FILE - Kosovo President Hashim Thaci waves to the crowd during a ceremony in Sarajevo, Bosnia, May 29, 2016.

The United States said Wednesday that it was "concerned" by Kosovo's plans to convert its security force into a regular army without a constitutional amendment — a move sure to infuriate Serbia.

"We support the gradual transparent transformation of the Kosovo Security Force into a multiethnic force in line with NATO standards," a statement from the embassy in Pristina said.

"However, this transformation should be done in accordance with the Kosovo constitution and through an inclusive and representative political process that reflects Kosovo's multiethnic democracy," it said.

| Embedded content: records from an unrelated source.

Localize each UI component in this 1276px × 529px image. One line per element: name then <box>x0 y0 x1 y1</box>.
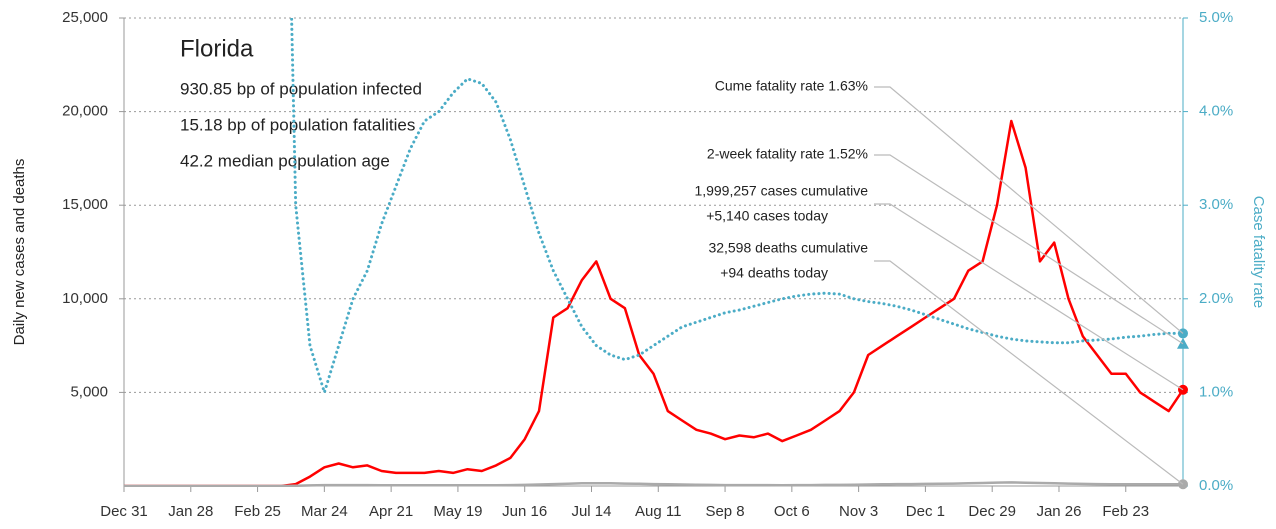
y2-tick-label: 4.0% <box>1199 103 1233 120</box>
annotation: 32,598 deaths cumulative <box>708 240 868 256</box>
y2-tick-label: 0.0% <box>1199 477 1233 494</box>
info-line: 42.2 median population age <box>180 151 390 170</box>
leader-line <box>874 203 1184 391</box>
x-tick-label: Dec 1 <box>906 503 945 520</box>
x-tick-label: Mar 24 <box>301 503 348 520</box>
x-tick-label: Dec 29 <box>968 503 1016 520</box>
annotation: +5,140 cases today <box>706 208 828 224</box>
y-tick-label: 15,000 <box>62 196 108 213</box>
x-tick-label: Jan 28 <box>168 503 213 520</box>
series-line <box>290 18 1184 394</box>
x-tick-label: Jun 16 <box>502 503 547 520</box>
x-tick-label: Jan 26 <box>1036 503 1081 520</box>
x-tick-label: Aug 11 <box>635 503 681 520</box>
y2-tick-label: 3.0% <box>1199 196 1233 213</box>
x-tick-label: May 19 <box>433 503 482 520</box>
chart-title: Florida <box>180 35 254 62</box>
y-tick-label: 5,000 <box>70 383 108 400</box>
leader-line <box>874 260 1184 485</box>
x-tick-label: Dec 31 <box>100 503 148 520</box>
x-tick-label: Feb 23 <box>1102 503 1149 520</box>
info-line: 930.85 bp of population infected <box>180 79 422 98</box>
y2-tick-label: 2.0% <box>1199 290 1233 307</box>
annotation: +94 deaths today <box>720 265 828 281</box>
x-tick-label: Apr 21 <box>369 503 413 520</box>
x-tick-label: Sep 8 <box>705 503 744 520</box>
y-axis-label: Daily new cases and deaths <box>11 159 28 346</box>
y-tick-label: 25,000 <box>62 9 108 26</box>
series-line <box>124 481 1184 487</box>
x-tick-label: Oct 6 <box>774 503 810 520</box>
info-line: 15.18 bp of population fatalities <box>180 115 415 134</box>
y2-tick-label: 5.0% <box>1199 9 1233 26</box>
y2-axis-label: Case fatality rate <box>1250 196 1267 309</box>
x-tick-label: Feb 25 <box>234 503 281 520</box>
x-tick-label: Nov 3 <box>839 503 878 520</box>
y-tick-label: 10,000 <box>62 290 108 307</box>
annotation: 1,999,257 cases cumulative <box>694 183 868 199</box>
leader-line <box>874 154 1184 345</box>
x-tick-label: Jul 14 <box>571 503 611 520</box>
y-tick-label: 20,000 <box>62 103 108 120</box>
plot-area <box>124 18 1184 487</box>
series-line <box>124 119 1184 487</box>
y2-tick-label: 1.0% <box>1199 383 1233 400</box>
annotation: 2-week fatality rate 1.52% <box>707 146 868 162</box>
annotation: Cume fatality rate 1.63% <box>715 78 868 94</box>
leader-line <box>874 86 1184 334</box>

NATO Secretary General Jens Stoltenberg called such unilateral steps "unhelpful."

But Kosovo President Hashim Thaci called the move "unstoppable."

"Will the citizens of Kosovo wait an eternity for this transformation?" he asked Wednesday. "I don't believe they will. So, we want to be a part of NATO? We cannot be a part of NATO without an army."

Thaci pointed out that Kosovo is making its own decisions, the way everyone who recognizes it has said it should.

The president introduced a bill earlier this week that would bypass amending the constitution by extending the powers of the current members of the Kosovo Security Force. Serbian minority members of parliament would certainly have vetoed changes to the constitution allowing the country to have an army.

Kosovo and its ethnic Albanian majority declared independence from Serbia in 2008. The Serbs refuse to recognize an independent Kosovo, and relations between minority Serbs and ethnic Albanians are tense.